Stessa osservazione per i materiali strategici presenti nel territorio congolese: il deal fra Stati Uniti e Repubblica Democratica del Congo li può rendere moneta di scambio per un Paese che ha bisogno di aiuto per respingere gli attacchi dei paramilitari dell’M23 (braccio armato dell’Alleanza del fiume Congo) sospinti dal Rwanda. Le razzie e gli scontri si svolgono in particolare nella regione che circonda il lago Kivu, con in gioco lo sfruttamento del “columbo-tantalite” (sintetizzato in coltan) il minerale metallico formato dai due ossidi, fondamentale per i condensatori elettronici, utilizzato in cellulari e altri dispositivi come videocamere e playstation, indispensabile per la costruzione delle automobili elettriche così come per le industrie legate agli armamenti, allo spazio e alle telecomunicazioni. Il presidente Tshisekedi da Kinshasa fa sapere che se ne può parlare, ma l’accordo di principio va cifrato e l’abaco non basta: mentre i congolesi (gli ucraini?) vorrebbero investimenti americani di svariati miliardi di dollari per l’estrazione e processi produttivi in loco, il pallottoliere presidenziale prevede percorsi opposti, ovvero che si vada a investire negli Usa.

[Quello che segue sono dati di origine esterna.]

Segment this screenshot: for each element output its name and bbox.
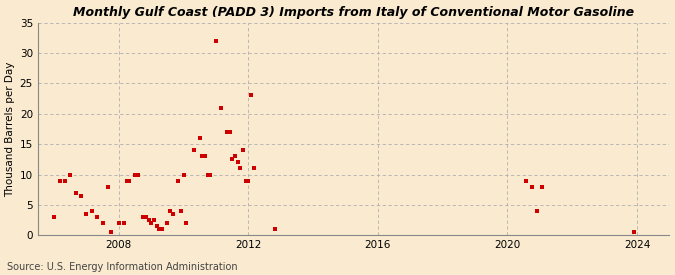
Point	[173, 178, 184, 183]
Point	[197, 154, 208, 158]
Point	[132, 172, 143, 177]
Point	[92, 215, 103, 219]
Point	[200, 154, 211, 158]
Point	[526, 185, 537, 189]
Point	[230, 154, 240, 158]
Point	[143, 218, 154, 222]
Point	[629, 230, 640, 235]
Text: Source: U.S. Energy Information Administration: Source: U.S. Energy Information Administ…	[7, 262, 238, 272]
Point	[221, 130, 232, 134]
Point	[157, 227, 167, 232]
Point	[54, 178, 65, 183]
Point	[151, 224, 162, 229]
Point	[521, 178, 532, 183]
Point	[113, 221, 124, 226]
Point	[122, 178, 132, 183]
Point	[165, 209, 176, 213]
Point	[86, 209, 97, 213]
Point	[59, 178, 70, 183]
Point	[162, 221, 173, 226]
Point	[205, 172, 216, 177]
Point	[176, 209, 186, 213]
Point	[81, 212, 92, 216]
Point	[154, 227, 165, 232]
Point	[70, 191, 81, 195]
Point	[140, 215, 151, 219]
Point	[124, 178, 135, 183]
Point	[246, 93, 256, 98]
Point	[243, 178, 254, 183]
Point	[148, 218, 159, 222]
Point	[97, 221, 108, 226]
Point	[49, 215, 59, 219]
Point	[65, 172, 76, 177]
Point	[537, 185, 548, 189]
Point	[235, 166, 246, 171]
Title: Monthly Gulf Coast (PADD 3) Imports from Italy of Conventional Motor Gasoline: Monthly Gulf Coast (PADD 3) Imports from…	[73, 6, 634, 18]
Point	[103, 185, 113, 189]
Point	[146, 221, 157, 226]
Point	[532, 209, 543, 213]
Point	[194, 136, 205, 140]
Point	[119, 221, 130, 226]
Point	[224, 130, 235, 134]
Point	[248, 166, 259, 171]
Point	[232, 160, 243, 164]
Point	[138, 215, 148, 219]
Point	[105, 230, 116, 235]
Point	[178, 172, 189, 177]
Point	[227, 157, 238, 161]
Y-axis label: Thousand Barrels per Day: Thousand Barrels per Day	[5, 61, 16, 197]
Point	[76, 194, 86, 198]
Point	[181, 221, 192, 226]
Point	[211, 39, 221, 43]
Point	[240, 178, 251, 183]
Point	[238, 148, 248, 152]
Point	[202, 172, 213, 177]
Point	[216, 105, 227, 110]
Point	[270, 227, 281, 232]
Point	[189, 148, 200, 152]
Point	[167, 212, 178, 216]
Point	[130, 172, 140, 177]
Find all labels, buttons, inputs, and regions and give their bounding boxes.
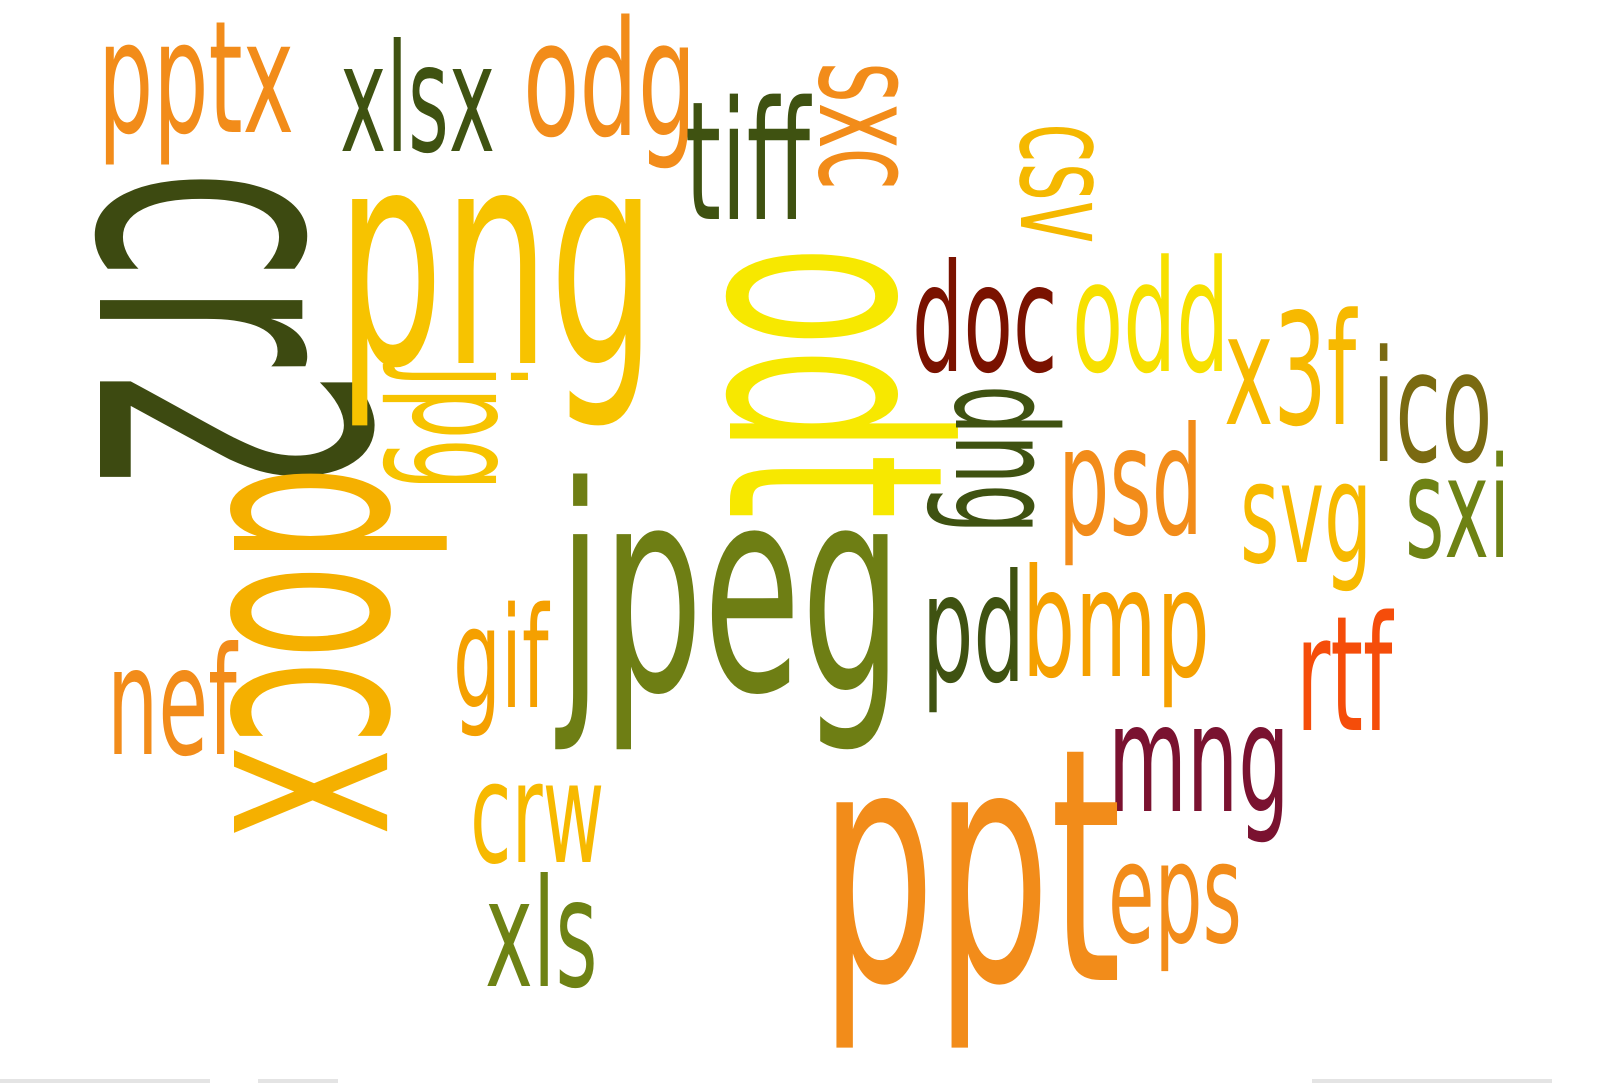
word-jpeg: jpeg [558, 426, 902, 758]
word-png: png [337, 85, 656, 434]
word-dng: dng [922, 385, 1085, 534]
word-psd: psd [1058, 396, 1204, 570]
word-svg: svg [1240, 433, 1373, 596]
word-xlsx: xlsx [340, 13, 496, 187]
word-pptx: pptx [98, 0, 295, 169]
word-sxc: sxc [786, 62, 949, 191]
word-rtf: rtf [1296, 581, 1393, 768]
word-gif: gif [453, 578, 549, 741]
bottom-rule-left [0, 1079, 210, 1083]
word-sxi: sxi [1405, 428, 1511, 591]
word-doc: doc [912, 233, 1058, 407]
bottom-rule-right [1312, 1079, 1552, 1083]
word-mng: mng [1108, 673, 1290, 847]
word-odg: odg [523, 0, 697, 173]
word-ico: ico [1372, 317, 1493, 498]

Vale la pena ricordare che, sui due teatri, l’Unione Europea procede con politiche di ben altra natura. All’Ucraina non cessa di fornire appoggio politico, militare ed economico, senza altre condizioni se non il mantenimento del regime democratico e il rispetto delle minoranze. Per il Congo, il Parlamento Europeo il 13 febbraio, con 443 voti favorevoli, 4 contrari e 48 astensioni, ha condannato la “violazione inaccettabile della sovranità e dell’integrità territoriale della RdC”, chiedendo la sospensione immediata del memorandum d’intesa tra Ue e Ruanda “sulle catene del valore sostenibili delle materie prime”.
Otto von Bismarck, che di politica internazionale ne mangiava parecchio, propose, riferendosi ai limiti imposti dalle leggi della natura e della storia, una considerazione che bisognerebbe pari pari mettere sul tavolo del Potus, tal che qui la si cita direttamente in inglese: “Man can neither create nor direct the stream of time. He can only travel upon it and steer with more or less skill and experience; he can suffer shipwreck and go aground and also arrive in safe harbors”.
La navicella della nazione statunitense ha bisogno, per durare in ricchezza e potenza e garantirsi i “safe harbors”, che al timone non vada l’arroganza di chi pensa di piegare e dominare il tempo, incapace di assecondarne il flusso così da viaggiarlo con abilità ed esperienza. A questo fine deve rientrare con urgenza nell’alveo del mos maiorum, il costume tramandato dai grandi presidenti che hanno scolpito la storia dell’Unione, fondandola non sullo spirito bottegaio, ma su intoccabili libertà interne e su alleanze esterne stabili e durature, reciprocamente vantaggiose perché costruite non sulla monetizzazione dei rapporti ma sull’intreccio tra interessi, ordine internazionale, valori condivisi e irrinunciabili.
Non ci sono scrocconi né profittatori, in quello schema, ma alleati che nel caso di controversie non si minacciano né si temono: si siedono, discutono anche con asprezza, ricercano e trovano un compromesso, e alla peggio s’affidano a un arbitrato. Quando si legge che l’Unione Europea ha disposto per i suoi rappresentanti che operano negli Stati Uniti di utilizzare soltanto cellulari usa e getta per timore di ritorsioni e spionaggio, si comprende che si è andati ben oltre.